IN TOUCH| Rural safety is paramount

Phumelele Hlati

On Wednesday night I happened to tune in to etv Channel 194 and ended up watching Checkpoint. The issue that was covered were the killings of 11 elderly people by an unknown person or persons in a very short period of time at Ezingqolweni near Lady Frere.

Apparently the gruesome killings occurred over a period of about  six months and has left the community not only traumatised but eternally afraid for their own safety. Villages, by their very nature, have households situated far from one another. They are arranged in such a way that individual household safety becomes difficult to maintain as many households these days are no longer the full and bustling ones they once were just  two decades ago.

Many younger people have gone to urban areas for various reasons and leave the elderly all by themselves or living with small children who really are just there to offer companionship and no help, security wise. This village and so many like it are therefore at the mercy of any person or persons with evil intent. What has happened, however, to this village is very much out of the ordinary – to have 11 elderly people butchered in the same way in an obscure village should have triggered all the SAPS protocols so that the killer or killers were caught as soon as possible.

Unfortunately, since 2019, no definite breakthrough has occurred in this case. In their response the police said they were still waiting for forensic results from the items they collected at the scenes. The man who spoke on behalf of the police was non-committal about anything, but he was insistent that they did not believe that the killings were the work of a serial killer because they ‘did not want to scare the community’. So where does this leave the community of Ezingqolweni and many others like them caught in the grip of crime and with nowhere to run.

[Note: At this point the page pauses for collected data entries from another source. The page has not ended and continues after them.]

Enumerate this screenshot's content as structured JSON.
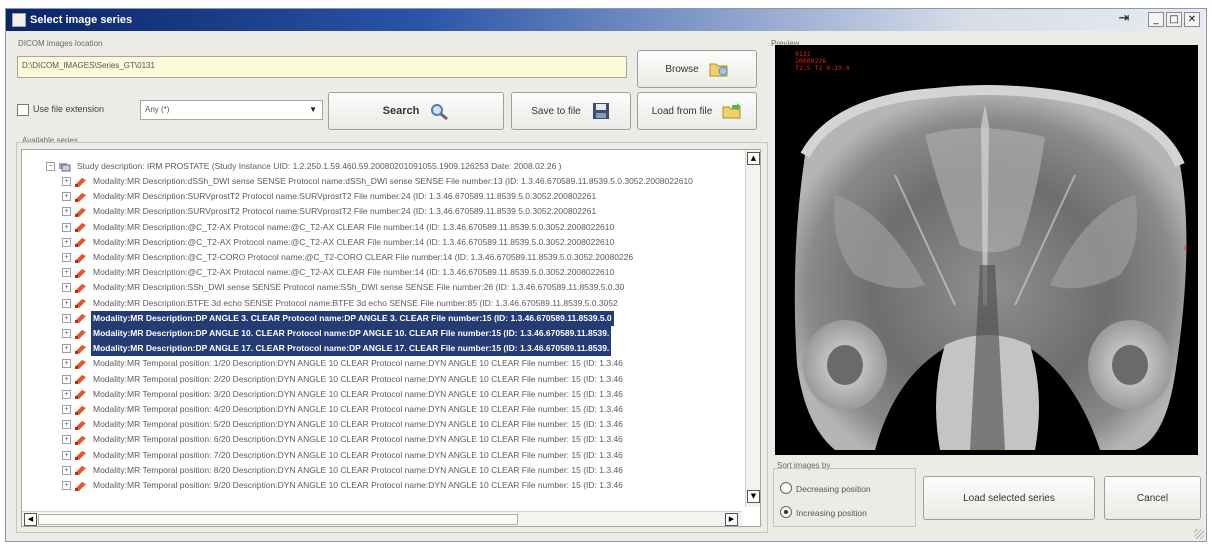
{
  "window": {
    "title": "Select image series"
  },
  "dicom": {
    "group_label": "DICOM images location",
    "path_value": "D:\\DICOM_IMAGES\\Series_GT\\0131",
    "browse_label": "Browse",
    "use_extension_label": "Use file extension",
    "extension_value": "Any (*)",
    "search_label": "Search",
    "save_label": "Save to file",
    "load_label": "Load from file"
  },
  "series": {
    "group_label": "Available series",
    "study": "Study description: IRM PROSTATE (Study Instance UID: 1.2.250.1.59.460.59.20080201091055.1909.126253 Date: 2008.02.26 )",
    "rows": [
      {
        "text": "Modality:MR Description:dSSh_DWI sense SENSE Protocol name:dSSh_DWI sense SENSE File number:13 (ID: 1.3.46.670589.11.8539.5.0.3052.2008022610",
        "selected": false
      },
      {
        "text": "Modality:MR Description:SURVprostT2 Protocol name:SURVprostT2 File number:24 (ID: 1.3.46.670589.11.8539.5.0.3052.200802261",
        "selected": false
      },
      {
        "text": "Modality:MR Description:SURVprostT2 Protocol name:SURVprostT2 File number:24 (ID: 1.3.46.670589.11.8539.5.0.3052.200802261",
        "selected": false
      },
      {
        "text": "Modality:MR Description:@C_T2-AX Protocol name:@C_T2-AX CLEAR File number:14 (ID: 1.3.46.670589.11.8539.5.0.3052.2008022610",
        "selected": false
      },
      {
        "text": "Modality:MR Description:@C_T2-AX Protocol name:@C_T2-AX CLEAR File number:14 (ID: 1.3.46.670589.11.8539.5.0.3052.2008022610",
        "selected": false
      },
      {
        "text": "Modality:MR Description:@C_T2-CORO Protocol name:@C_T2-CORO CLEAR File number:14 (ID: 1.3.46.670589.11.8539.5.0.3052.20080226",
        "selected": false
      },
      {
        "text": "Modality:MR Description:@C_T2-AX Protocol name:@C_T2-AX CLEAR File number:14 (ID: 1.3.46.670589.11.8539.5.0.3052.2008022610",
        "selected": false
      },
      {
        "text": "Modality:MR Description:SSh_DWI sense SENSE Protocol name:SSh_DWI sense SENSE File number:26 (ID: 1.3.46.670589.11.8539.5.0.30",
        "selected": false
      },
      {
        "text": "Modality:MR Description:BTFE 3d echo SENSE Protocol name:BTFE 3d echo SENSE File number:85 (ID: 1.3.46.670589.11.8539.5.0.3052",
        "selected": false
      },
      {
        "text": "Modality:MR Description:DP ANGLE 3. CLEAR Protocol name:DP ANGLE 3. CLEAR File number:15 (ID: 1.3.46.670589.11.8539.5.0",
        "selected": true
      },
      {
        "text": "Modality:MR Description:DP ANGLE 10. CLEAR Protocol name:DP ANGLE 10. CLEAR File number:15 (ID: 1.3.46.670589.11.8539.",
        "selected": true
      },
      {
        "text": "Modality:MR Description:DP ANGLE 17. CLEAR Protocol name:DP ANGLE 17. CLEAR File number:15 (ID: 1.3.46.670589.11.8539.",
        "selected": true
      },
      {
        "text": "Modality:MR Temporal position: 1/20 Description:DYN ANGLE 10 CLEAR Protocol name:DYN ANGLE 10 CLEAR File number: 15 (ID: 1.3.46",
        "selected": false
      },
      {
        "text": "Modality:MR Temporal position: 2/20 Description:DYN ANGLE 10 CLEAR Protocol name:DYN ANGLE 10 CLEAR File number: 15 (ID: 1.3.46",
        "selected": false
      },
      {
        "text": "Modality:MR Temporal position: 3/20 Description:DYN ANGLE 10 CLEAR Protocol name:DYN ANGLE 10 CLEAR File number: 15 (ID: 1.3.46",
        "selected": false
      },
      {
        "text": "Modality:MR Temporal position: 4/20 Description:DYN ANGLE 10 CLEAR Protocol name:DYN ANGLE 10 CLEAR File number: 15 (ID: 1.3.46",
        "selected": false
      },
      {
        "text": "Modality:MR Temporal position: 5/20 Description:DYN ANGLE 10 CLEAR Protocol name:DYN ANGLE 10 CLEAR File number: 15 (ID: 1.3.46",
        "selected": false
      },
      {
        "text": "Modality:MR Temporal position: 6/20 Description:DYN ANGLE 10 CLEAR Protocol name:DYN ANGLE 10 CLEAR File number: 15 (ID: 1.3.46",
        "selected": false
      },
      {
        "text": "Modality:MR Temporal position: 7/20 Description:DYN ANGLE 10 CLEAR Protocol name:DYN ANGLE 10 CLEAR File number: 15 (ID: 1.3.46",
        "selected": false
      },
      {
        "text": "Modality:MR Temporal position: 8/20 Description:DYN ANGLE 10 CLEAR Protocol name:DYN ANGLE 10 CLEAR File number: 15 (ID: 1.3.46",
        "selected": false
      },
      {
        "text": "Modality:MR Temporal position: 9/20 Description:DYN ANGLE 10 CLEAR Protocol name:DYN ANGLE 10 CLEAR File number: 15 (ID: 1.3.46",
        "selected": false
      }
    ]
  },
  "preview": {
    "group_label": "Preview",
    "overlay_lines": [
      "0131",
      "20080226",
      "T2.5 T2 0.19.0"
    ],
    "side_marker": "L"
  },
  "sort": {
    "group_label": "Sort images by",
    "decreasing_label": "Decreasing position",
    "increasing_label": "Increasing position",
    "selected": "increasing"
  },
  "actions": {
    "load_selected_label": "Load selected series",
    "cancel_label": "Cancel"
  },
  "colors": {
    "selection": "#253b74",
    "path_field_bg": "#fbfbd9",
    "overlay_text": "#e02020"
  }
}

The people told the reporter they no longer felt safe in their own homes, they ate supper by 6pm and then left their houses to sleep in a group in one house. If you know anything about the elderly and their love of their own space, you would see that this is a major disruption. To give up sleeping on your own bed and in your own house, to give up living freely in your own household is a huge psychological problem.

People associate rural areas with peace and tranquility but these days it is anything but. They are now dens of drug users, rapes and other serious crimes – a far cry from what they were a mere two decades ago. The social fabric of many of these villages has broken down so much that many people would rather live in cramped spaces in the urban areas than risk harm in the villages.

Judging from the response of the SAPS spokesperson they seem to be no closer to solving these killings. He seemed defensive and offered no concrete steps to be taken to solve the safety problem in that village or any village for that matter, in a similar predicament. Unfortunately, this is the life in the rural areas. The government department must come to the party and start crafting solutions to these problems before rural areas become ghost villages. With local government elections coming up, these things should be prioritised and given attention.